While 2017 has been a good year for education technology startups, edtech entrepreneurs are watching the 2018 market with guarded confidence.
Edtech can be defined as a connection between administrators, teachers, students and parents that takes in everything from reading to elementary school students, utilizing computers to teach math to submitting homework online.
One of the obstacles with edtech companies is the belief they know which products will be a success in the classroom without input from the teachers or school administration.
The founders of ClassDojo credit their success with listening to the challenges of teachers and students when creating their user friendly app that can be valuable whether it is used in school or at home.
The company’s co-founder and chief executive officer Sam Chaudhary and co-founder and chief technology officer Liam Don launched ClassDojo in 2011 in San Francisco.
Teachers can make the most of the classroom communication app to make a schedule of daily activities available to parents and send photos or videos to parents that demonstrate a student’s work.
The app, which operates on devices that include computers, tablets and phones, can also be used to buy content like yearbooks and lunches or supplies. The communication platform is used in more than 180 countries and in 90 percent of K-8 schools in the US.
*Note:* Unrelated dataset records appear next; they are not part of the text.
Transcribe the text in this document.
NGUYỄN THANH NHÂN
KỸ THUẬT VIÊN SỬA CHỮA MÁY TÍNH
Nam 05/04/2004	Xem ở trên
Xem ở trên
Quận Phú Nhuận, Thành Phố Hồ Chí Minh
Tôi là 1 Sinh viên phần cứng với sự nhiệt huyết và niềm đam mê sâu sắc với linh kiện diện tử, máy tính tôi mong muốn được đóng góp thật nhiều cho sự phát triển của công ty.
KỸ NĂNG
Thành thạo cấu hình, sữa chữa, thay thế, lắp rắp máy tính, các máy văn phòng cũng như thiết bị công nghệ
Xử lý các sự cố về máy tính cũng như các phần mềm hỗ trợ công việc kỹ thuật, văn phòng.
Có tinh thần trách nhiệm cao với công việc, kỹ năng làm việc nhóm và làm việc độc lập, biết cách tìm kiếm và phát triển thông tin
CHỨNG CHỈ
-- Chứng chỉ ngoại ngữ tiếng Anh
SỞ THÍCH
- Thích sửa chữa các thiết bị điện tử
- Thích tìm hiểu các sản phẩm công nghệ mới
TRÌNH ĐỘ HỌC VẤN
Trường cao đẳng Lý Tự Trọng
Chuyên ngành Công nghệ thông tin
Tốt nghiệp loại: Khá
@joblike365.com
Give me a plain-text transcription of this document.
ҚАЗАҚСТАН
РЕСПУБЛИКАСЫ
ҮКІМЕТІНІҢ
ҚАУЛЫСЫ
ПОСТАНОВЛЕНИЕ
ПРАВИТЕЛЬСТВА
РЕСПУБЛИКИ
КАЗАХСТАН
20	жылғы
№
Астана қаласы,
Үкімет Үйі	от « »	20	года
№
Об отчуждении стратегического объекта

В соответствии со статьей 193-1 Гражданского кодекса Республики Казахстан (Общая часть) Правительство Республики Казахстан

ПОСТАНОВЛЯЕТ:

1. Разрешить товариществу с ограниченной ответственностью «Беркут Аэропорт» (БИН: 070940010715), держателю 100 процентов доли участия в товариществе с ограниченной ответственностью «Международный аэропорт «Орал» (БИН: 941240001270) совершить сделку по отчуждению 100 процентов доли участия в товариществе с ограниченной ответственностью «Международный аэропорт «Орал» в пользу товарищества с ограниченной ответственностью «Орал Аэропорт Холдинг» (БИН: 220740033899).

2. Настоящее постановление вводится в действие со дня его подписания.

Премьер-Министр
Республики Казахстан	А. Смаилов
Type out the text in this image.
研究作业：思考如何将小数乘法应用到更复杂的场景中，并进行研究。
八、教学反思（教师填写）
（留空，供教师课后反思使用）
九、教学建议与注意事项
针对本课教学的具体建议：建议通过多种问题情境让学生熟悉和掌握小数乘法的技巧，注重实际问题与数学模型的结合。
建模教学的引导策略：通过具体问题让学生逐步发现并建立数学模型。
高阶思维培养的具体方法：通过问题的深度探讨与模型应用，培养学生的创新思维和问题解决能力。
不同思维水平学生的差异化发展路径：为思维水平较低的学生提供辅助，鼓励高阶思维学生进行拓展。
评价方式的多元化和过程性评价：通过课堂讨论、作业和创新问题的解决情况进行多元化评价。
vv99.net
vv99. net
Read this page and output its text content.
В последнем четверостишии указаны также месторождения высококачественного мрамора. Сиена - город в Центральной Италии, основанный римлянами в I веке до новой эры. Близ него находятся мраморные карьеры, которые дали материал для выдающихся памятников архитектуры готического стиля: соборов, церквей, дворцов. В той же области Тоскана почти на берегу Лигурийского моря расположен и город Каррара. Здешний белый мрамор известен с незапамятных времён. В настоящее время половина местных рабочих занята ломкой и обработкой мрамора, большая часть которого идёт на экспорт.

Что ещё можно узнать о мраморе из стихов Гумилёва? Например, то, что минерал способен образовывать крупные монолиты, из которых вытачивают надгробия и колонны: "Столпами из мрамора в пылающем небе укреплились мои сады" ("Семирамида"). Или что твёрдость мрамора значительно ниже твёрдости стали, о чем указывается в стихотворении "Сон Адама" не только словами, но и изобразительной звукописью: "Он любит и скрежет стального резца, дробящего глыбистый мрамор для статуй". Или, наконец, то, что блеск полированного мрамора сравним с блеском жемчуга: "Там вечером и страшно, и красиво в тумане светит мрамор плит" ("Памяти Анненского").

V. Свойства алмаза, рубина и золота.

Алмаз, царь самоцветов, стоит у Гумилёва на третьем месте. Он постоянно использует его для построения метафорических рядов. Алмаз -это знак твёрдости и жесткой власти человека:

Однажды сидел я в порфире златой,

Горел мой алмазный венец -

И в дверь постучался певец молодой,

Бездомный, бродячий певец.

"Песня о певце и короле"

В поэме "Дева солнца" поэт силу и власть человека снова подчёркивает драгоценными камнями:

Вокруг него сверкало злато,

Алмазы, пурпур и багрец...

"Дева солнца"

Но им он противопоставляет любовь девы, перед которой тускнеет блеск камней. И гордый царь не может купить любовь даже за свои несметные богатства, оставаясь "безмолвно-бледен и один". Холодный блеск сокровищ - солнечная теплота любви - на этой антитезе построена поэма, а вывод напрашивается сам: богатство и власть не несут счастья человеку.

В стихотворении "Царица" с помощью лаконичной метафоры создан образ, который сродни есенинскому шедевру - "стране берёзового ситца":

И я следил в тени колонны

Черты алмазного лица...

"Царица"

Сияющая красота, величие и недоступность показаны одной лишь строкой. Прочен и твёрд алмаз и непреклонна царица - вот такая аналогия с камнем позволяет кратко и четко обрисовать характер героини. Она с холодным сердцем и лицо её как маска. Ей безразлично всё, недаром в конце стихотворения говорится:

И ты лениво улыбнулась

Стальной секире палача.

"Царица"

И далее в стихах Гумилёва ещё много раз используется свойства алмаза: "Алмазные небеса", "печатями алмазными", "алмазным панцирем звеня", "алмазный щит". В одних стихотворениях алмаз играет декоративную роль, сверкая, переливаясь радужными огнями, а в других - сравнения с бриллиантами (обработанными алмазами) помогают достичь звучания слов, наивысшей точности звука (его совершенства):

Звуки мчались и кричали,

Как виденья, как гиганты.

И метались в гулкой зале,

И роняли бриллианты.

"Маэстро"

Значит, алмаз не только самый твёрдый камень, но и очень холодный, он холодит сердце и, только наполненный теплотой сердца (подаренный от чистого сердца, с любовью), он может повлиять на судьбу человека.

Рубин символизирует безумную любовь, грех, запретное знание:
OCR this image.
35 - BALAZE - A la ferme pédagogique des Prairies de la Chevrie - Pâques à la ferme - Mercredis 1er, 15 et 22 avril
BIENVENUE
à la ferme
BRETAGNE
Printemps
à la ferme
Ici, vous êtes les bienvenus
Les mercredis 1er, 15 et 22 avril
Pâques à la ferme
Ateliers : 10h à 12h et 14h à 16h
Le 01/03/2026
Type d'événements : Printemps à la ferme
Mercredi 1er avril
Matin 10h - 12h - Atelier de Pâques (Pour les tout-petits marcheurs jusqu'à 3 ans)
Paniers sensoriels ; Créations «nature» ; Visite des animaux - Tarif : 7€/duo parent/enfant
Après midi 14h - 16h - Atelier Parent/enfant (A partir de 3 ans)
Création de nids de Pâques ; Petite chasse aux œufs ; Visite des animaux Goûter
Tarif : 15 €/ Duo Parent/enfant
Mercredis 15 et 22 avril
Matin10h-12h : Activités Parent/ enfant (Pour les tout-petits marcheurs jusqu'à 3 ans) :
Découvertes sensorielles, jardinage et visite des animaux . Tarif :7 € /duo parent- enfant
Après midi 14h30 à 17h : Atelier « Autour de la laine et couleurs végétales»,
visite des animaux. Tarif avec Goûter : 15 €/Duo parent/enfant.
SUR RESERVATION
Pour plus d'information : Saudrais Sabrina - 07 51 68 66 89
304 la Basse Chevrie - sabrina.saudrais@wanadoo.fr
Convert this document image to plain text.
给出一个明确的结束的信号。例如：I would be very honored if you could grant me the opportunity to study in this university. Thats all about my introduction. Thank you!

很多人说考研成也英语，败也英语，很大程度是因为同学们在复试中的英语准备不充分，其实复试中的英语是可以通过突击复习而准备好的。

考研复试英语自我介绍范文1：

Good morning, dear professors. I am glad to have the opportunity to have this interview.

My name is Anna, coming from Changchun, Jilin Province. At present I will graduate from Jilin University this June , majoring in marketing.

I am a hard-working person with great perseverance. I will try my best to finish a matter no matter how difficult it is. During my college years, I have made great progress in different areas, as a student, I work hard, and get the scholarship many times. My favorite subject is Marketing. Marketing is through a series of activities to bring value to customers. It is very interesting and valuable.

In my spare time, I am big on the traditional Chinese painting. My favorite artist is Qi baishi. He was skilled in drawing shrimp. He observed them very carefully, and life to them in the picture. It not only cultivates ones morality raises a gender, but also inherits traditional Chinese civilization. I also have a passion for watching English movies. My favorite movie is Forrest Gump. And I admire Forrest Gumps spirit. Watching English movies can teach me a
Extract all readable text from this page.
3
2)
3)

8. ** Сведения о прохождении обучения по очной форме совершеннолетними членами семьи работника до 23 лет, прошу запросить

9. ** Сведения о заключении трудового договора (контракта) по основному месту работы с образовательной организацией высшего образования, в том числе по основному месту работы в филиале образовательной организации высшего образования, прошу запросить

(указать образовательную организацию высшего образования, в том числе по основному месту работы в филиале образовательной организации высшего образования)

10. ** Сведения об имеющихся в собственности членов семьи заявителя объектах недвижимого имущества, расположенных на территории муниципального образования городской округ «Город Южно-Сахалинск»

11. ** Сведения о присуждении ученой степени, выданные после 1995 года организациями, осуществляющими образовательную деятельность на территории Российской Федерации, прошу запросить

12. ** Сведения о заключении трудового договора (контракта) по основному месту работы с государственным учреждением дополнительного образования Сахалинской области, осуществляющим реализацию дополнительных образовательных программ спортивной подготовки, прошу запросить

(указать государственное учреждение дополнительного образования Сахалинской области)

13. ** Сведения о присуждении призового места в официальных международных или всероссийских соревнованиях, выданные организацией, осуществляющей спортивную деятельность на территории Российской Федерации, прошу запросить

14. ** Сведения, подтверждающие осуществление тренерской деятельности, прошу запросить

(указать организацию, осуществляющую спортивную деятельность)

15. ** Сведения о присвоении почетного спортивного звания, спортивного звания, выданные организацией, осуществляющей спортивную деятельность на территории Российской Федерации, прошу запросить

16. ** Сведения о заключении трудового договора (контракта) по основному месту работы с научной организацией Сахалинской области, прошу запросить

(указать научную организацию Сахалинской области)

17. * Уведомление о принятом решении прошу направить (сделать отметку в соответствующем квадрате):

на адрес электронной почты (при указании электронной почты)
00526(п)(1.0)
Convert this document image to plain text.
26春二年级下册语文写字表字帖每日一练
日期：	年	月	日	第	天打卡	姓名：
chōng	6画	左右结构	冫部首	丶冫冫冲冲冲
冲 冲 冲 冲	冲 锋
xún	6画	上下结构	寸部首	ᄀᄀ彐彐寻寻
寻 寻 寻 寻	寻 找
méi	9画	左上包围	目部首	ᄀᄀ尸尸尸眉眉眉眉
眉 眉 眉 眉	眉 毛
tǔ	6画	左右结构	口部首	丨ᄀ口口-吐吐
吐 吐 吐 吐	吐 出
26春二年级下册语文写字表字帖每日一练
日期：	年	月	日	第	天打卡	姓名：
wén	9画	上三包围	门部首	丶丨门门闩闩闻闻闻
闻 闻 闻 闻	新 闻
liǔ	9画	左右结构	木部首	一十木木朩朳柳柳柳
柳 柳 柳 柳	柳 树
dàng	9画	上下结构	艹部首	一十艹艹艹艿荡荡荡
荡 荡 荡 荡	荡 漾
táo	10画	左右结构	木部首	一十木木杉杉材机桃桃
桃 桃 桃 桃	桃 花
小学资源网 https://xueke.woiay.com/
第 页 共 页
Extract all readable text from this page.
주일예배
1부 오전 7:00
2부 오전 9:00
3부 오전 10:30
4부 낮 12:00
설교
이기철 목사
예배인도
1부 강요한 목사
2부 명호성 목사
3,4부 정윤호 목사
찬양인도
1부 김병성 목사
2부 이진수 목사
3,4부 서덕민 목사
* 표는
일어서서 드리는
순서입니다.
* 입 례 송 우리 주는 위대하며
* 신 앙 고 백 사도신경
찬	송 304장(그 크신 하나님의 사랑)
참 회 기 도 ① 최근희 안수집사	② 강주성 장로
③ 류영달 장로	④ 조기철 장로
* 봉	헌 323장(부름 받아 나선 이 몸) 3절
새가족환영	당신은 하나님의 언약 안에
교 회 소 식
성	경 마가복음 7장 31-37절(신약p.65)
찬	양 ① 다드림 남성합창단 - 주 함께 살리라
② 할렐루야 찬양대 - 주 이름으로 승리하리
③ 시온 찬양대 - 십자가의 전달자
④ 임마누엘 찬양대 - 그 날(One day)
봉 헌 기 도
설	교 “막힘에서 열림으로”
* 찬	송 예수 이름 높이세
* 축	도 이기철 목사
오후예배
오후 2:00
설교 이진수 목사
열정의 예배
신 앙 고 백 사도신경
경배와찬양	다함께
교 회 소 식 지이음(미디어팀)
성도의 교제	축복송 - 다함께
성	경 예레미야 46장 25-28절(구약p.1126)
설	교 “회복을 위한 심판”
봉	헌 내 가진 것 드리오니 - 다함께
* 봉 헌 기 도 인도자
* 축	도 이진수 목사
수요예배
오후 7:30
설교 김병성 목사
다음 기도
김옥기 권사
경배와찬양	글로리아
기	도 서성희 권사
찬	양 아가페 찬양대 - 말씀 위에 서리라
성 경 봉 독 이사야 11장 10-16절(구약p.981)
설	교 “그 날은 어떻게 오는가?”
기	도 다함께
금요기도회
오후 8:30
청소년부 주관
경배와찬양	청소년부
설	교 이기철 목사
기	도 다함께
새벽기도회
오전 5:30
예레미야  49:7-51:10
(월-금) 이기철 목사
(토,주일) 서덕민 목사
What’s more, this year startups such as Nearpod announced $21 million in funding while investors also closed a $2.8 million investment in Classcraft, according to a story at entrepreneur.com/article/305070.
With almost all schools currently online, teachers need the continued support for new products as they put the products into operation in their classrooms.
One company, Schoology achieves this by assisting teachers in making customized instructions available to their students.
And with competition currently more intense with so many products available in the market, edtech accelerators work to assist entrepreneurs build up their products and act as testing grounds for them.
Chicago-based LEAP Innovations, for example, works with both educators and edtech pioneers to direct and extend personalized learning technologies.
Making learning fun for both educators and students should ease the way for edtech entrepreneurs to make the most of the market.